The economic measures also included ending overtime or work on Sundays.
Four years later, with an economic reform started and a commission set up to reform the Vatican pension plan, the issues seem to remain the same.
On the other hand, Pope Francis said he is principally concerned about the pastoral and spiritual care of those who work in the Apostolic See.
During his pontificate, the pope has made two moves to demonstrate that.
The first was a letter he sent to Cardinal Giuseppe Bertello, when he made the decision to elevate Fernando Vergez to the rank of archbishop, after he had appointed him general secretary of the Vatican City State administration.
The letter was dated Oct. 13, 2013, two months after the appointment, which took place Aug. 30, 2013.
In the letter, Pope Francis said he made the decision to elevate Vergez to the rank of archbishop to demonstrate the importance of his tasks, especially the work of “taking care directly of the human and Christian formation of employees and collaborators”, and of “coordinating priests entrusted with spiritual assistance already in charge of Vatican offices.”
Archbishop Vergez was also given the task to “promote opportune initiatives, especially along with pastoral programs of the universal Church and in important moments of the liturgical year.”
The second move was the pope’s 2017 decision to establish a third section within the Vatican Secretariat of State.
In the letter that established the third section, dated Nov. 9, 2017, Pope Francis explained that his decision was motivated by the need to provide “more human, priestly, spiritual and professional accompaniment” to those who are “in the diplomatic service of the Holy See,” whether they are head of mission or even students at the Ecclesiastical Academy, where young priests are trained for diplomatic service.
Pope Francis reportedly reiterated the importance of pastoral care during the Nov. 26 meeting.
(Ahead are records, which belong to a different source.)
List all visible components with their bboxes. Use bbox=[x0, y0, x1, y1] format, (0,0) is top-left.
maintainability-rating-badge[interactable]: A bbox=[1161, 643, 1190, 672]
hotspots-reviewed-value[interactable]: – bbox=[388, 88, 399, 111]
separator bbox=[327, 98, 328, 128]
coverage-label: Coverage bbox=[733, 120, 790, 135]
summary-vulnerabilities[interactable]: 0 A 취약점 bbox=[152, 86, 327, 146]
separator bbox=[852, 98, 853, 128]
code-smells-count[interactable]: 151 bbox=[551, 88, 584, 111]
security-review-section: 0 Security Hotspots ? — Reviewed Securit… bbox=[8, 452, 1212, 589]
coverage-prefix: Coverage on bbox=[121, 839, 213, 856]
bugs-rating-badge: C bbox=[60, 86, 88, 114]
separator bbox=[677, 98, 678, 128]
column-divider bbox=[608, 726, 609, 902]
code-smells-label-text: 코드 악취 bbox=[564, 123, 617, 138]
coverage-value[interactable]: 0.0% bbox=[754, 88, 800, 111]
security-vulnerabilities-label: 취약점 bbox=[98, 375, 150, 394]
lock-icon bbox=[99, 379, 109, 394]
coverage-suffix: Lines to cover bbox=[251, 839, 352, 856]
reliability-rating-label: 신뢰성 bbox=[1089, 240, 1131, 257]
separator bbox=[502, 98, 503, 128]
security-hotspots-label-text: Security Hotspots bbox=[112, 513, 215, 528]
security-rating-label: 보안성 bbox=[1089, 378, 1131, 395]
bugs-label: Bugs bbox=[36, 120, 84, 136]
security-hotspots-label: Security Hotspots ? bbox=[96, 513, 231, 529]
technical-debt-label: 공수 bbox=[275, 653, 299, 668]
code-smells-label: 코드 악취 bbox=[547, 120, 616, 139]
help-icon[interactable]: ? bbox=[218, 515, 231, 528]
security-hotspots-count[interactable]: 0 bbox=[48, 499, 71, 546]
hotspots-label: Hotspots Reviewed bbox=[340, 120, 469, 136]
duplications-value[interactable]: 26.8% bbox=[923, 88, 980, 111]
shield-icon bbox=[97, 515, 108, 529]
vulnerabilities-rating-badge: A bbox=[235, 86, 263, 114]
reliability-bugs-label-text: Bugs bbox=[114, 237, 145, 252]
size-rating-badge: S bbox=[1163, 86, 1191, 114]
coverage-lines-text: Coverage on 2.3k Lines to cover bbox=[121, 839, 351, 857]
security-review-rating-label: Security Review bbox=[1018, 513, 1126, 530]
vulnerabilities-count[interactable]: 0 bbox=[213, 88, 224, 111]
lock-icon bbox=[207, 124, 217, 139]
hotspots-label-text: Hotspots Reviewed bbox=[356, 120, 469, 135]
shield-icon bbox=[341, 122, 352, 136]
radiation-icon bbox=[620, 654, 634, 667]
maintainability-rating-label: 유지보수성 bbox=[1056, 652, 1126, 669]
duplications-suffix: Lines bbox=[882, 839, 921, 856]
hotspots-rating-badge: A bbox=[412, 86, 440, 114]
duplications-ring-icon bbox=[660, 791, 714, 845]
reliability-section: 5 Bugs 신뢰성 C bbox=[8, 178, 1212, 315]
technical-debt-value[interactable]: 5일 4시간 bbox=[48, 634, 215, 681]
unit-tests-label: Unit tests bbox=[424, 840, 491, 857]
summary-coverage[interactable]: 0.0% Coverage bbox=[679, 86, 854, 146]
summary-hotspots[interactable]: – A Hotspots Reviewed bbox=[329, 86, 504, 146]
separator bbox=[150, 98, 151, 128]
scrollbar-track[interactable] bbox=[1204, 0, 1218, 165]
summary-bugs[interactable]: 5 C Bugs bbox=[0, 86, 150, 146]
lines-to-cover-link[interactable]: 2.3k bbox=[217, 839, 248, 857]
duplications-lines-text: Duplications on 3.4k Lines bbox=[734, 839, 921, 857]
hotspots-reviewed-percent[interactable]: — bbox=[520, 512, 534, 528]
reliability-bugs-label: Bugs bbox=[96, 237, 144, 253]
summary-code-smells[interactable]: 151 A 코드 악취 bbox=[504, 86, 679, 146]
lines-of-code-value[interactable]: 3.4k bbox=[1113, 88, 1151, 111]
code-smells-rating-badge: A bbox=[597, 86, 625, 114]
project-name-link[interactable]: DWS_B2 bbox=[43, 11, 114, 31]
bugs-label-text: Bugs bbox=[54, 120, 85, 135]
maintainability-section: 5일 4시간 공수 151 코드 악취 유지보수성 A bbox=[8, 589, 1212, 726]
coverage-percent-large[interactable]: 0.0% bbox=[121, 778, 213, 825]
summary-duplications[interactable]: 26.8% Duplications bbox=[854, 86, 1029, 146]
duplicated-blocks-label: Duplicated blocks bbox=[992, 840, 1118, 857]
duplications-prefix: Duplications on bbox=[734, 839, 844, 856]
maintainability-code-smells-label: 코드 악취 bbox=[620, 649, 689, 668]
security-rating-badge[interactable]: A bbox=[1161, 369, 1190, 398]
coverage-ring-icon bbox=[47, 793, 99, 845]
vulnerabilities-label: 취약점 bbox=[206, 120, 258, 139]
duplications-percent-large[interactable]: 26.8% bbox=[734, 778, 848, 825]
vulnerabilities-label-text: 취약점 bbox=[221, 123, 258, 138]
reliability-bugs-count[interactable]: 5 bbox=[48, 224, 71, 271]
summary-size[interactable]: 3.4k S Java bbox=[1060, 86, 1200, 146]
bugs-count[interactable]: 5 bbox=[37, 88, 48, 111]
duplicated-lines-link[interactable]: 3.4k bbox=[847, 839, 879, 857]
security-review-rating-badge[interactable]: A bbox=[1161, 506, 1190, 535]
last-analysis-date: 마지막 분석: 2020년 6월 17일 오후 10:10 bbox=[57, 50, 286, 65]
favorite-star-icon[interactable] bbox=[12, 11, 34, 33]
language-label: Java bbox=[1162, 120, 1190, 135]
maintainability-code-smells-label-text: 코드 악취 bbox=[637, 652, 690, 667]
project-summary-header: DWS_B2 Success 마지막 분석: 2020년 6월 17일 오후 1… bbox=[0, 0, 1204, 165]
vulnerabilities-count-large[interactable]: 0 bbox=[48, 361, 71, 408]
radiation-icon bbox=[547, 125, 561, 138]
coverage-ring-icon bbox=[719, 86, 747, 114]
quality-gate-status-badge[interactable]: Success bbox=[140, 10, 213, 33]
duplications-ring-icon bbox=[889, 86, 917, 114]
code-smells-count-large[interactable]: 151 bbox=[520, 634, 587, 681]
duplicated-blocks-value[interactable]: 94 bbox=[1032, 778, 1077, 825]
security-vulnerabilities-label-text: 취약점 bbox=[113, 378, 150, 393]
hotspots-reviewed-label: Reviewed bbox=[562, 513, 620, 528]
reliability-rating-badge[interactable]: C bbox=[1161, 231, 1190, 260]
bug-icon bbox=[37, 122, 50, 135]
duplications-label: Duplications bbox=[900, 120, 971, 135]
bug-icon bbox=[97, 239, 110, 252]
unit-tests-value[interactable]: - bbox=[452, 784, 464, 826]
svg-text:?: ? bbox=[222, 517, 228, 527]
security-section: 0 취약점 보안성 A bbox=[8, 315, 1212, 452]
He also invited Curial officials to take part in some pastoral activities in Roman parishes on weekends.
Among proposal floated at the meeting was that of hiring priests with a five-year contract, so that they were not linked forever to the Curia, but just for a specified amount of time before getting back to their diocese.
These provisions could likely be a part of the new apostolic constitution, Praedicate Evangelium, as in fact much of the reforms previewed are already in effect.
In the five years of his pontificate, Pope Francis established the Secretariat and the Council for the Economy, merged four dicasteries into the Dicastery for the Service to the Integral Human Development and two dicasteries plus an academy into the Dicastery Laity, Family and Life.
He also started the media reform with the creation of a Secretariat for Communication, later renamed a Dicastery for Communication, and reorganized the Secretariat of State with the introduction of the third section.
Beyond that, there will likely be minor structural adjustments. The appointment of Msgr. Marco Mellino as adjunct secretary to the Council of Cardinals will provide the necessary help to make the final text consistent with canon law. Msgr. Mellino will also assist in the drafting of a new regulation for the Roman Curia.